Melvin Mora ended any hope of back-to-back no-hitters when he beat out a pretty bunt down the third-base line with two outs in the second. Chris Richard was the first player to get a clean hit off Nomo, sending a solid single to right in the fourth.
But the only other batter to get good wood on the Japanese right-hander was Mike Bordick, whose sixth-inning double down the left-field line brought Brady Anderson home with the only Baltimore run of the game.
It was yet another futile offensive showing from the Orioles, who have scored 15 runs in seven games.
"We have better hitters than we've shown, and we know that," said first baseman David Segui, one of the fortunate few to get a hit off Nomo last night. "Anyone who's going to judge a hitter after 20 at-bats doesn't know a thing about baseball.
"Baseball's weird. There are days when you're locked in, and then the next night you feel like you've never hit in your life."
The Red Sox got to Ponson early and often, reversing their fortunes from last Wednesday, when the right-hander gave up four hits and struck out 10 in 7 1/3 innings yet was overshadowed by Nomo's brilliance.
On this night, Ponson (0-2) reverted to his old self, surrendering three quick runs in the bottom of the second. Jason Varitek doubled off the Green Monster in left field, then advanced to third when shortstop Bordick booted Shea Hillenbrand's grounder. Brian Daubach, who now can officially be considered an Orioles killer, sent a double down the left-field line to score Varitek.
A groundout by Mike Lansing and a sacrifice fly by Trot Nixon brought home two more runs, but it was only a precursor of things to come.
Varitek led off the fourth with another double off the wall and once again scored along with Hillenbrand via Daubach's bat. This time the Boston first baseman homered over the wall in left, his third against Ponson in five at-bats this year.
A couple of walks later and Ponson was on his way to the showers, having thrown 92 pitches in less than four innings of work.
"He certainly wasn't on his game tonight," Hargrove said. "He looked a little bit out of rhythm, even as early as the first inning.
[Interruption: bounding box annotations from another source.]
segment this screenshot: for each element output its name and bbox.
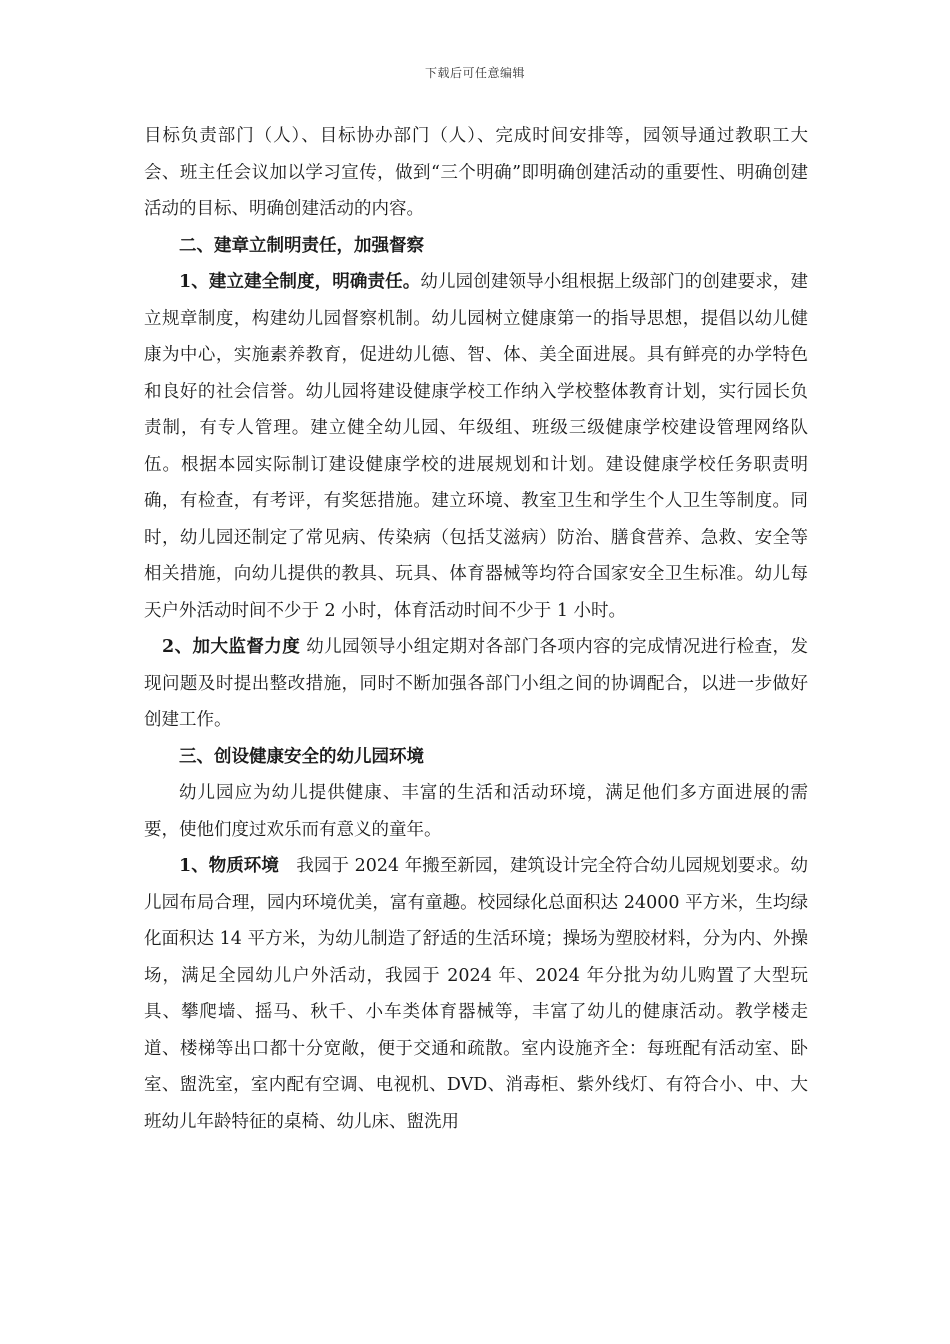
paragraph-environment-intro: 幼儿园应为幼儿提供健康、丰富的生活和活动环境，满足他们多方面进展的需要，使他们度过欢乐而有意义的童年。 [144, 783, 808, 840]
page-header: 下载后可任意编辑 [424, 66, 525, 80]
paragraph-supervision [144, 629, 808, 739]
section-heading-3: 三、创设健康安全的幼儿园环境 [179, 746, 424, 767]
paragraph-system-lead: 1、建立建全制度，明确责任。 [179, 272, 421, 292]
paragraph-supervision-lead: 2、加大监督力度 [162, 637, 301, 657]
paragraph-system [144, 264, 808, 629]
paragraph-physical-lead: 1、物质环境 [179, 856, 279, 876]
paragraph-physical-environment [144, 848, 808, 1140]
section-heading-2: 二、建章立制明责任，加强督察 [179, 235, 424, 256]
document-body [144, 118, 808, 1140]
paragraph-intro: 目标负责部门（人）、目标协办部门（人）、完成时间安排等，园领导通过教职工大会、班主任会议加以学习宣传，做到“三个明确”即明确创建活动的重要性、明确创建活动的目标、明确创建活动的内容。 [144, 126, 808, 219]
paragraph-system-text: 幼儿园创建领导小组根据上级部门的创建要求，建立规章制度，构建幼儿园督察机制。幼儿园树立健康第一的指导思想，提倡以幼儿健康为中心，实施素养教育，促进幼儿德、智、体、美全面进展。具有鲜亮的办学特色和良好的社会信誉。幼儿园将建设健康学校工作纳入学校整体教育计划，实行园长负责制，有专人管理。建立健全幼儿园、年级组、班级三级健康学校建设管理网络队伍。根据本园实际制订建设健康学校的进展规划和计划。建设健康学校任务职责明确，有检查，有考评，有奖惩措施。建立环境、教室卫生和学生个人卫生等制度。同时，幼儿园还制定了常见病、传染病（包括艾滋病）防治、膳食营养、急救、安全等相关措施，向幼儿提供的教具、玩具、体育器械等均符合国家安全卫生标准。幼儿每天户外活动时间不少于 2 小时，体育活动时间不少于 1 小时。 [144, 272, 808, 621]
paragraph-physical-text: 我园于 2024 年搬至新园，建筑设计完全符合幼儿园规划要求。幼儿园布局合理，园内环境优美，富有童趣。校园绿化总面积达 24000 平方米，生均绿化面积达 14 平方米，为幼儿制造了舒适的生活环境；操场为塑胶材料，分为内、外操场，满足全园幼儿户外活动，我园于 2024 年、2024 年分批为幼儿购置了大型玩具、攀爬墙、摇马、秋千、小车类体育器械等，丰富了幼儿的健康活动。教学楼走道、楼梯等出口都十分宽敞，便于交通和疏散。室内设施齐全：每班配有活动室、卧室、盥洗室，室内配有空调、电视机、DVD、消毒柜、紫外线灯、有符合小、中、大班幼儿年龄特征的桌椅、幼儿床、盥洗用 [144, 856, 808, 1132]
paragraph-supervision-text: 幼儿园领导小组定期对各部门各项内容的完成情况进行检查，发现问题及时提出整改措施，同时不断加强各部门小组之间的协调配合，以进一步做好创建工作。 [144, 637, 808, 730]
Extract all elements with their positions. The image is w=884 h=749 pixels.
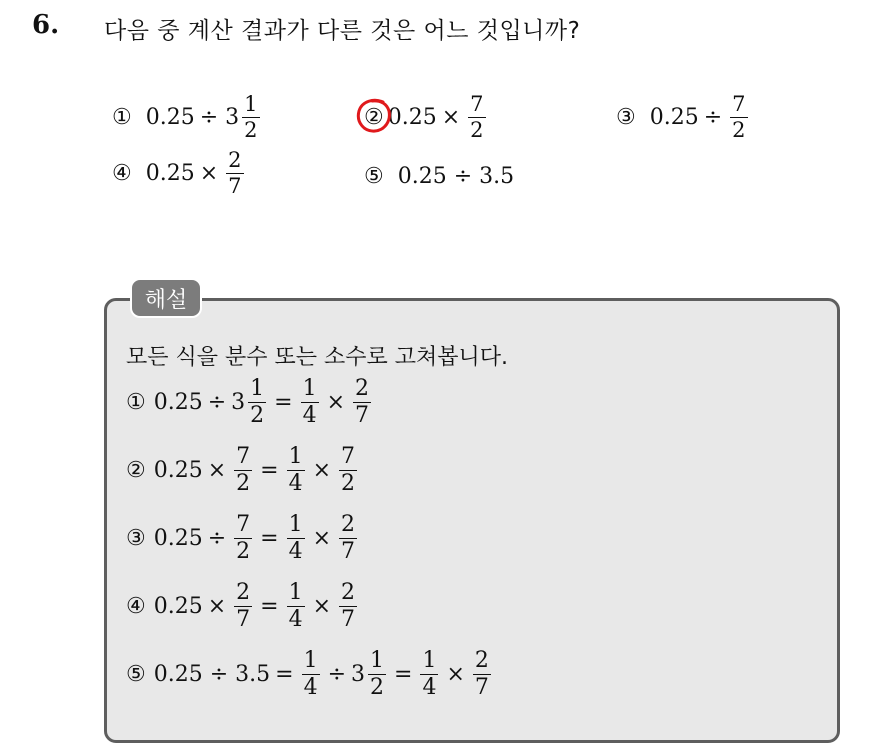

He had a couple of bloop base hits in the second inning, then the error, and he just never could get back on track. He'll be better next time."
Even with Ponson out of the game, the rampage continued. Manny Ramirez drove in two with a base hit up the middle off reliever Calvin Maduro, and Varitek (batting for the second time in the inning) brought in one more run with a groundout to make it 9-0.
Daubach added yet another homer, his fourth of the year (all against Baltimore), just for good measure. His blast down the right-field line off Maduro put Boston up by 10 runs and drew a prolonged ovation from the crowd at Fenway, which saw its string of 61 straight sellouts come to an end.
The Orioles, meanwhile, are left wondering if they will find their offense before they return home this weekend.
"I obviously don't like it, and I hope it changes tomorrow, but if we start panicking and worrying this early, then it's going to be a long, long summer," Hargrove said. "We've got a lot of baseball to play, and we feel like we have good hitters on our ballclub. We just have to give them time and room to find themselves."